Professor Jörg Stetefeld is neither a virologist nor an immunologist. From his earliest days as an X-ray crystallographer, his entire career has focused on resolving the structure of proteins. But when the COVID-19 pandemic swept across the globe, Stetefeld and his team at the University of Manitoba knew they wanted to do something to make a difference.
Fortunately, Stetefeld had something most scientists don’t: a tried-and-true path for rapid, high-quality drug screening at no cost. As a previous winner of Atomwise’s Artificial Intelligence Molecular Screen (AIMS) Award, Stetefeld knew just where to begin his effort to help fight the pandemic. Today, his team is preparing to run functional assays on dozens of compounds that have shown promise through in silico screening for blocking the SARS-CoV-2 virus from interacting with human cells. If it works, this would be a game-changing advance in the fight against this deadly pathogen.
Through the AIMS Award program, scientists in academia and non-profit research institutes get free access to customized virtual screening of millions of small molecules through AtomNet® technology and a plate of as many as 72 small molecule compounds for follow-up functional testing. They also get the benefit of the Atomwise team’s expertise in medicinal chemistry and computational biology to help them make the most of their project.
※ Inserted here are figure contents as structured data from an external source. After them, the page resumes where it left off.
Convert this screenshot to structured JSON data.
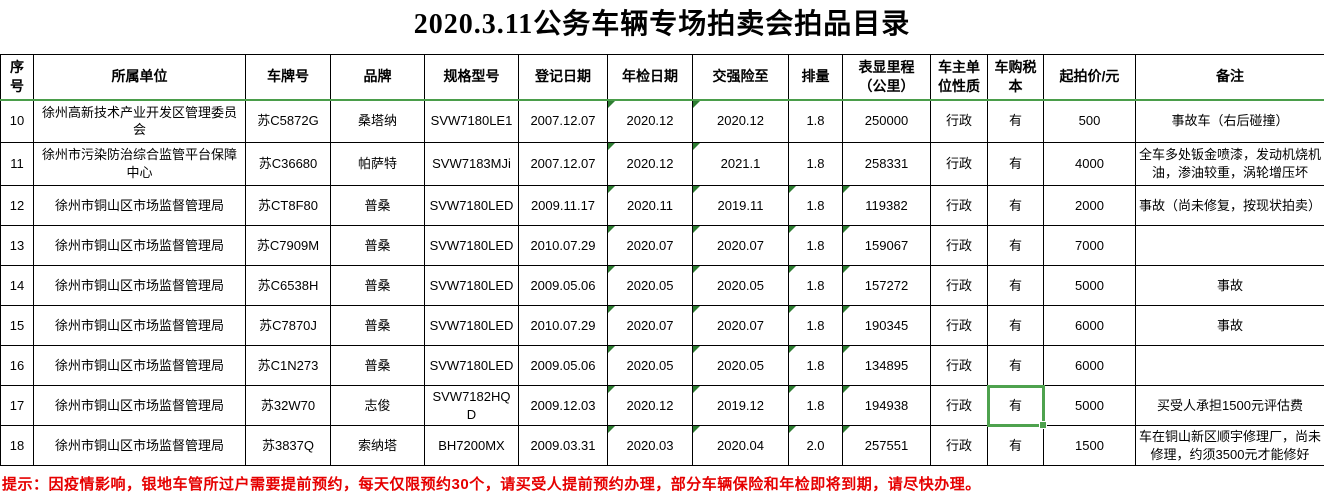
{
  "title": "2020.3.11公务车辆专场拍卖会拍品目录",
  "footer_note": "提示：因疫情影响，银地车管所过户需要提前预约，每天仅限预约30个，请买受人提前预约办理，部分车辆保险和年检即将到期，请尽快办理。",
  "colors": {
    "selection_green": "#4ea24e",
    "triangle_green": "#2e7d32",
    "header_divider_green": "#4a9d4a",
    "note_red": "#e60000",
    "grid_black": "#000000"
  },
  "selection": {
    "row_no": "17",
    "column": "tax_book"
  },
  "table": {
    "columns": [
      {
        "key": "no",
        "label": "序号"
      },
      {
        "key": "unit",
        "label": "所属单位"
      },
      {
        "key": "plate",
        "label": "车牌号"
      },
      {
        "key": "brand",
        "label": "品牌"
      },
      {
        "key": "model",
        "label": "规格型号"
      },
      {
        "key": "reg_date",
        "label": "登记日期"
      },
      {
        "key": "inspection",
        "label": "年检日期"
      },
      {
        "key": "insurance",
        "label": "交强险至"
      },
      {
        "key": "displacement",
        "label": "排量"
      },
      {
        "key": "mileage",
        "label": "表显里程（公里）"
      },
      {
        "key": "owner_type",
        "label": "车主单位性质"
      },
      {
        "key": "tax_book",
        "label": "车购税本"
      },
      {
        "key": "start_price",
        "label": "起拍价/元"
      },
      {
        "key": "remark",
        "label": "备注"
      }
    ],
    "rows": [
      {
        "no": "10",
        "unit": "徐州高新技术产业开发区管理委员会",
        "plate": "苏C5872G",
        "brand": "桑塔纳",
        "model": "SVW7180LE1",
        "reg_date": "2007.12.07",
        "inspection": "2020.12",
        "insurance": "2020.12",
        "displacement": "1.8",
        "mileage": "250000",
        "owner_type": "行政",
        "tax_book": "有",
        "start_price": "500",
        "remark": "事故车（右后碰撞）",
        "flags": [
          "inspection",
          "insurance"
        ],
        "tall": true
      },
      {
        "no": "11",
        "unit": "徐州市污染防治综合监管平台保障中心",
        "plate": "苏C36680",
        "brand": "帕萨特",
        "model": "SVW7183MJi",
        "reg_date": "2007.12.07",
        "inspection": "2020.12",
        "insurance": "2021.1",
        "displacement": "1.8",
        "mileage": "258331",
        "owner_type": "行政",
        "tax_book": "有",
        "start_price": "4000",
        "remark": "全车多处钣金喷漆，发动机烧机油，渗油较重，涡轮增压坏",
        "flags": [
          "inspection",
          "insurance"
        ],
        "tall": true
      },
      {
        "no": "12",
        "unit": "徐州市铜山区市场监督管理局",
        "plate": "苏CT8F80",
        "brand": "普桑",
        "model": "SVW7180LED",
        "reg_date": "2009.11.17",
        "inspection": "2020.11",
        "insurance": "2019.11",
        "displacement": "1.8",
        "mileage": "119382",
        "owner_type": "行政",
        "tax_book": "有",
        "start_price": "2000",
        "remark": "事故（尚未修复，按现状拍卖）",
        "flags": [
          "inspection",
          "insurance",
          "displacement",
          "mileage"
        ],
        "tall": false
      },
      {
        "no": "13",
        "unit": "徐州市铜山区市场监督管理局",
        "plate": "苏C7909M",
        "brand": "普桑",
        "model": "SVW7180LED",
        "reg_date": "2010.07.29",
        "inspection": "2020.07",
        "insurance": "2020.07",
        "displacement": "1.8",
        "mileage": "159067",
        "owner_type": "行政",
        "tax_book": "有",
        "start_price": "7000",
        "remark": "",
        "flags": [
          "inspection",
          "insurance",
          "displacement",
          "mileage"
        ],
        "tall": false
      },
      {
        "no": "14",
        "unit": "徐州市铜山区市场监督管理局",
        "plate": "苏C6538H",
        "brand": "普桑",
        "model": "SVW7180LED",
        "reg_date": "2009.05.06",
        "inspection": "2020.05",
        "insurance": "2020.05",
        "displacement": "1.8",
        "mileage": "157272",
        "owner_type": "行政",
        "tax_book": "有",
        "start_price": "5000",
        "remark": "事故",
        "flags": [
          "inspection",
          "insurance",
          "displacement",
          "mileage"
        ],
        "tall": false
      },
      {
        "no": "15",
        "unit": "徐州市铜山区市场监督管理局",
        "plate": "苏C7870J",
        "brand": "普桑",
        "model": "SVW7180LED",
        "reg_date": "2010.07.29",
        "inspection": "2020.07",
        "insurance": "2020.07",
        "displacement": "1.8",
        "mileage": "190345",
        "owner_type": "行政",
        "tax_book": "有",
        "start_price": "6000",
        "remark": "事故",
        "flags": [
          "inspection",
          "insurance",
          "displacement",
          "mileage"
        ],
        "tall": false
      },
      {
        "no": "16",
        "unit": "徐州市铜山区市场监督管理局",
        "plate": "苏C1N273",
        "brand": "普桑",
        "model": "SVW7180LED",
        "reg_date": "2009.05.06",
        "inspection": "2020.05",
        "insurance": "2020.05",
        "displacement": "1.8",
        "mileage": "134895",
        "owner_type": "行政",
        "tax_book": "有",
        "start_price": "6000",
        "remark": "",
        "flags": [
          "inspection",
          "insurance",
          "displacement",
          "mileage"
        ],
        "tall": false
      },
      {
        "no": "17",
        "unit": "徐州市铜山区市场监督管理局",
        "plate": "苏32W70",
        "brand": "志俊",
        "model": "SVW7182HQD",
        "reg_date": "2009.12.03",
        "inspection": "2020.12",
        "insurance": "2019.12",
        "displacement": "1.8",
        "mileage": "194938",
        "owner_type": "行政",
        "tax_book": "有",
        "start_price": "5000",
        "remark": "买受人承担1500元评估费",
        "flags": [
          "inspection",
          "insurance",
          "displacement",
          "mileage"
        ],
        "tall": false
      },
      {
        "no": "18",
        "unit": "徐州市铜山区市场监督管理局",
        "plate": "苏3837Q",
        "brand": "索纳塔",
        "model": "BH7200MX",
        "reg_date": "2009.03.31",
        "inspection": "2020.03",
        "insurance": "2020.04",
        "displacement": "2.0",
        "mileage": "257551",
        "owner_type": "行政",
        "tax_book": "有",
        "start_price": "1500",
        "remark": "车在铜山新区顺宇修理厂，尚未修理，约须3500元才能修好",
        "flags": [
          "inspection",
          "insurance",
          "displacement",
          "mileage"
        ],
        "tall": false
      }
    ]
  }
}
In his Manitoba lab, Stetefeld and his team have deep expertise in protein biochemistry and structure, using tools like X-ray crystallography, scattering techniques, and cryo-electron microscopy to resolve protein structures down to the atomic level. “Our philosophy is that if you understand how something looks in three dimensions — with an extremely sharp picture of it — then we can get a feeling of how it works,” Stetefeld says. “If you have this in mind, then you can develop drug targets.”
The lab’s focus is primarily on cancer, working with the dependence receptors expressed on many cancer cells that bind to a ligand called netrin. “If you are able to interfere with the interaction of netrin and dependence receptors, then these cells undergo apoptosis,” Stetefeld says. His team generated complex crystal structures to see exactly how and where netrin binds to those receptors, and then in 2018 used that information to apply for an AIMS Award in the hopes of finding compounds to block the interaction.
When his first project for netrin was selected, Atomwise deployed its AI tool to screen millions of compounds against the structure resolved by Stetefeld and his lab. “It was impressive how fast and how powerful they are,” he says, noting that the company’s AI-powered approach is unique and accelerates the discovery process by orders of magnitude. “They even gave us up to 100 compounds to test. As a university lab, we could never do this on our own.”
Using the compounds delivered by Atomwise, his team ran assays to see which ones successfully bound to netrin and blocked its interaction with the cancer cell receptors. When one of the compounds performed as desired, Stetefeld worked with Atomwise again and received 20 derivatives of the compound to see if potency and efficacy could be improved further. “We never paid a cent for any of this,” he says.
When SARS-CoV-2 emerged, Stetefeld turned to the AIMS Award once more. He may not be a virologist, but since viruses are essentially a bundle of proteins optimized to take over host cells, Stetefeld’s expertise turned out to be the perfect fit. “We tackled one of the key systems, the polymerase, which the virus needs to interfere with our cells,” he says. “It is known that if you inhibit this protein, the virus can’t affect us anymore.” A dive into the literature revealed that the polymerase nsp12 required a cofactor nsp8; and if that protein-protein interaction could be blocked, Stetefeld thought, the virus could be rendered harmless.
With the 3D structures of those proteins, Stetefeld applied to Atomwise and was selected for another AIMS Award. “What impressed us was the extremely fast turnover,” he says. His application was reviewed and accepted in days, and a research agreement was formed in just one week. Then the Atomwise team ran its massive AI-powered screen and ordered the best candidate compounds in just six days after the project started. Stetefeld’s lab is now testing those compounds and honing the assays that will be used for functional testing. In the drug discovery world, that time frame is “unheard of,” he says.
The AIMS Award program, started in 2017, is designed to support promising researchers with resources that will help advance their work. AIMS Awards target research focused on finding solutions for complex human health conditions. To date, Atomwise has funded 7 rounds of AIMS Awards, completing over 100 collaborative projects and accepting over 800 projects into the program.